First of all you have to understand how members are accessed.

Let's take

class UNTITLED1_EXPORT Base
{
public:
    Base();

    double getA();
    double getB();

private:
    double a;
    double b;
};

When you access a it is like doing *(this + 0). When you access b it is like doing *(this + 8) (assuming double is 8 bytes).

Then when you change you class like so:

class UNTITLED1_EXPORT Base
{
public:
    Base();

    double getA();
    double getB();

private:
    int arr[100];
    double a;
    double b;
};

When you access a it will do *(this + 400) and when you access b it will do *(this + 408).

Now this may or may not be an issue.

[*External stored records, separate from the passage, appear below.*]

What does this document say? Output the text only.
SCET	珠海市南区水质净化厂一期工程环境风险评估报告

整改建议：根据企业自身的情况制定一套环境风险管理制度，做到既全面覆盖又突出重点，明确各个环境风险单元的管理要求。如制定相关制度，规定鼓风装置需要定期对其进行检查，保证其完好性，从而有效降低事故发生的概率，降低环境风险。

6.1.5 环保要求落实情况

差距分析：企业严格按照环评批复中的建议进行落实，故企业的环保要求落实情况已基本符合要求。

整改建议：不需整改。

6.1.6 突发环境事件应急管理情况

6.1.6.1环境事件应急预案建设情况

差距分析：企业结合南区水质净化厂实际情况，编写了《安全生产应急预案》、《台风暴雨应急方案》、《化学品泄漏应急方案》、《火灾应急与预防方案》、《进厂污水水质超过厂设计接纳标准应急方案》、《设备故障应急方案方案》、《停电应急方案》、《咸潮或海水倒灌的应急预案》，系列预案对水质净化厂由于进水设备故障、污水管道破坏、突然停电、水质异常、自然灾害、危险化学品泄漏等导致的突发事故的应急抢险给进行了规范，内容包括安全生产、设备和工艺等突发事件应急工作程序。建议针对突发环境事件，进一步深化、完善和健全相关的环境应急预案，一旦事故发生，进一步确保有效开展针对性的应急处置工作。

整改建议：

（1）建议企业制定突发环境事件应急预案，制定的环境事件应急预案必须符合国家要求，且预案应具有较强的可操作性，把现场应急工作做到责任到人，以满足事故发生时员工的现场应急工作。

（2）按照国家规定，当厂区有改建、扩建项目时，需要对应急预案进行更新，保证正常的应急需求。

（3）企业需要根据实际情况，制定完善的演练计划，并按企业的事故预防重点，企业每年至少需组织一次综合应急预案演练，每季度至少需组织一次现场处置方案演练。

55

If you access a and b only through getA() and getB() and they are defined in a .cpp in your DLL, then you will update the definitions of the getters at the same time you update your class.

You could create some weird behaviors by makign the definition of the getters inline:

class UNTITLED1_EXPORT Base
{
public:
    Base();

    double getA() { return a; }
    double getB();

private:
    double a;
    double b;
};

In this case your .exe might have its own copy of getA() and getB(). Meaning that aven after you update your DLL and add the int arr[400] your .exe will still try to access *(this + 0) which is now occupied by arr.

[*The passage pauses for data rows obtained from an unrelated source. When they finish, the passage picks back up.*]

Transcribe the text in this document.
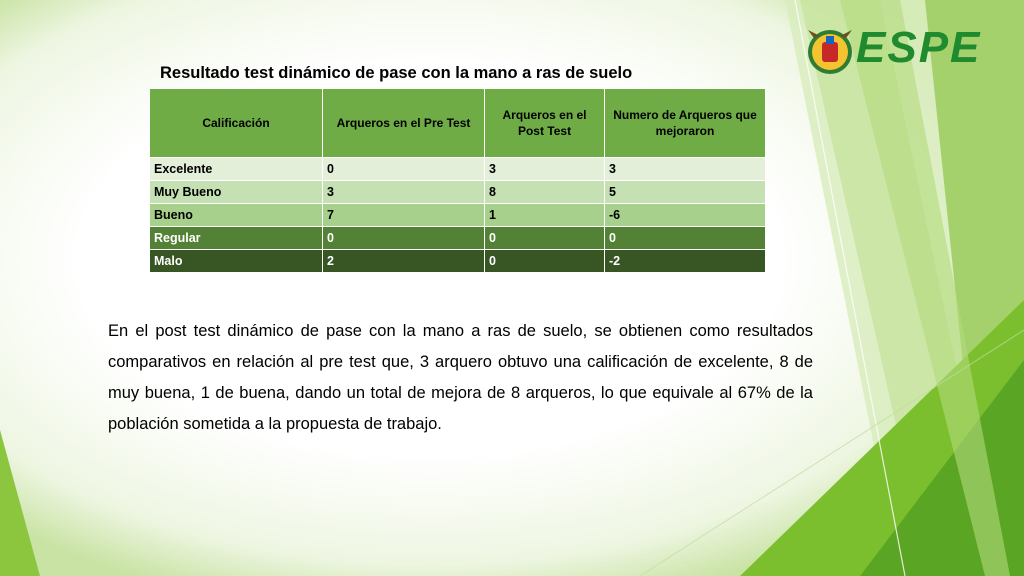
ESPE
Resultado test dinámico de pase con la mano a ras de suelo
Calificación	Arqueros en el Pre Test	Arqueros en el Post Test	Numero de Arqueros que mejoraron
Excelente	0	3	3
Muy Bueno	3	8	5
Bueno	7	1	-6
Regular	0	0	0
Malo	2	0	-2
En el post test dinámico de pase con la mano a ras de suelo, se obtienen como resultados comparativos en relación al pre test que, 3 arquero obtuvo una calificación de excelente, 8 de muy buena, 1 de buena, dando un total de mejora de 8 arqueros, lo que equivale al 67% de la población sometida a la propuesta de trabajo.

This is undefined behavior, but it will not make your program crash though, as you are accessing allocated memory.

If you do the opposite:

  1. Compile your exe with the arr
  2. Remove arr
  3. Build the DLL
  4. Run the .exe

Then you are more likely to have a crash. Because the exe will try to access this + 400 while Base is only 16 bytes. But it is still not guaranteed to crash, for multiple reasons. For instance this + 400 might be valid. But more importantly it depends on where you allocated the memory for Base from. If you do new Base in your .exe then it will allocate 416 bytes even after your changed the DLL. But, if you do new Base in your DLL, it will allocate only 16 bytes.


Here is an exemple.

Here is the header for the .exe:

class Base
{
public:
    Base();
    double getA() const { return a; }
    double getB() const { return b; }
    static Base *create();
    void print();
private:
    double a;
    double b;
};

The header for the DLL

class Base { public: Base(); double getA() const { return a; } double getB() const; static Base *create(); void print(); private: int arr[400] double a; double b; };

The code of the DLL:

Base::Base()
{
    for (int i = 0 ; i < 100 ; ++i) {
        arr[i] = i;
    }
    a = 3.14;
    b = 1.42;
}

double Base::getB() const { return b; }

Base *Base::create()
{
    return new Base();
}

void Base::print()
{
    std::cout << a << std::endl;
    std::cout << b << std::endl;
}

And the code in my exe is:

Base *b = Base::create();

std::cout << b->getA() << std::endl;
std::cout << b->getB() << std::endl;
b->print();

Normally I should expect to have the output:

3.14
1.42
3.14
1.42

But in practice I have:

2.122e-314
1.42
3.14
1.42

The reason is that for the first line (2.122e-314) the exe is looking for a at address this + 0, but since this memory is now occupied by arr it is as we would have done: std::cout << *((double *)arr). The values for b are not affected because b is always read from the DLL as getB() is not inlined.

Now if I change Base *b = Base::create(); by Base *b = new B(); the program crashes because as the new is done from the .exe it will only allocate 16 bytes while Base() will access all its member variables across 416 bytes.

Note

For the purpose of this answer I did pointer arithmetic supposing the increment is always 1. In reality it is not.

So when I write this + 8 it is to be understood in C++ as reinterpret_cast<double *>(reinterpret_cast<char *>(this) + 8).